Bouquet's offices are in Pacific Palisades, but last fall Myers and Kaye took possession of a nine-building 26-acre site--a former missile guidance center--along Pacific Coast Highway at Point Mugu, a few miles south of Oxnard. They're converting the site to an extensive film and video post-production facility, and they're thinking of turning one of its buildings into an "incubator" where fledgling companies and individual artists could set up shop at nominal rent, exchange ideas and help one another.

The goal, says Kaye, is to "democratize" film and video technology. For every billionaire movie mogul or major studio employing an over-muscled action star, Kaye would like to see a hundred new visions from filmmakers who don't want--or can't get access to--the money and machinery of Big Studio movie making.

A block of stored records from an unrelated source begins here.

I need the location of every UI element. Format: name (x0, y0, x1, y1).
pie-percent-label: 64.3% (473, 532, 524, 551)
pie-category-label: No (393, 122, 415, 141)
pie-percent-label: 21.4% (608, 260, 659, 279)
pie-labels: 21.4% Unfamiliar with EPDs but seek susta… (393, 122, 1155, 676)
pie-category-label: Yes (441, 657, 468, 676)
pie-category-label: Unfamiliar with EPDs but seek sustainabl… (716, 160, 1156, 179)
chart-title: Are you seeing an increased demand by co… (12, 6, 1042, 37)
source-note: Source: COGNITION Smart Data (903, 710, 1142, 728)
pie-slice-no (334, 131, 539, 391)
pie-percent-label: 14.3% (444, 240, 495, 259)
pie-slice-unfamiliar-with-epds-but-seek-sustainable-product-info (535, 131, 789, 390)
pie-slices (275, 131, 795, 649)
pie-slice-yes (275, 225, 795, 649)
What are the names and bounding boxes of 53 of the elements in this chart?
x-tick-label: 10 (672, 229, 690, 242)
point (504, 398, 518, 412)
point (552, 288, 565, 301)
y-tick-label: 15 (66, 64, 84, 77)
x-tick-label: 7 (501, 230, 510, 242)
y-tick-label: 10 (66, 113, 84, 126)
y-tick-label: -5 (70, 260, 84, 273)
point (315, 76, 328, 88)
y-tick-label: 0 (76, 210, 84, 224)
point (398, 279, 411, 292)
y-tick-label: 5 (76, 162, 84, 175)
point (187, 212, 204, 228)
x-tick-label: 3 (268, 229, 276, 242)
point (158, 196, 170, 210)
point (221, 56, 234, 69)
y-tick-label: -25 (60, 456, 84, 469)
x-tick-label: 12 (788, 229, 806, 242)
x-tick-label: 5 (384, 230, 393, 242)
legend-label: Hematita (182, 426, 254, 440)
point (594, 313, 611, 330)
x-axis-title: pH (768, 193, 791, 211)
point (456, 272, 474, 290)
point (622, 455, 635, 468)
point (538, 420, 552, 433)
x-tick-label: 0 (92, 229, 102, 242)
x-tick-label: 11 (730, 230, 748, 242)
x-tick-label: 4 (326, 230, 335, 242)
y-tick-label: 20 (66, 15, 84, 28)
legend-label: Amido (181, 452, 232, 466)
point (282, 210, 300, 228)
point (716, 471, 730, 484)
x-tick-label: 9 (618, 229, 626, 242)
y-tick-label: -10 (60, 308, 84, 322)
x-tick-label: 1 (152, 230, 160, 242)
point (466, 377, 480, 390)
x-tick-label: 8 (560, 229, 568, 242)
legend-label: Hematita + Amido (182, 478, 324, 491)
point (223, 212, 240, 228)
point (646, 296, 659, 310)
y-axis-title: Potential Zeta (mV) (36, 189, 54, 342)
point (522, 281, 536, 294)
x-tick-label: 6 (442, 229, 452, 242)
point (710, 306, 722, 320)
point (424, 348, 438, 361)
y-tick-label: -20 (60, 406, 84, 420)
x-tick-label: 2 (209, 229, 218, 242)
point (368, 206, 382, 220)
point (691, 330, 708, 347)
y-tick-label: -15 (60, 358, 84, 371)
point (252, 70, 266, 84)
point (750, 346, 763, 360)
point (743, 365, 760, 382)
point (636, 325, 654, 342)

He believes the visual media need to be pushed if they're going to get beyond the current, stagnating styles of cinema.

"New containers need to be found if we're going to express new realities," Kaye says. "But the technology to do this expression should be cheap because we're in a mass democracy, and there's so many new realities that need to come out."

Myers adds: "Stanton and I are at a point in our age when we want to help new filmmakers get started." And her professional trajectory, she says, is really not so surprising.

As the entertainment industry becomes more technologically inclined, much of the PC industry is moving to become what she calls "facilitators of content." The actions of Myers' old nemesis, Microsoft, with its investment in Dreamworks SKG and other moves toward Hollywood, bears out her view.

"We decided to make this gamble because we thought the whole world was changing," says Myers. "It's changing in the way we make and distribute films, do advertising . . . everything."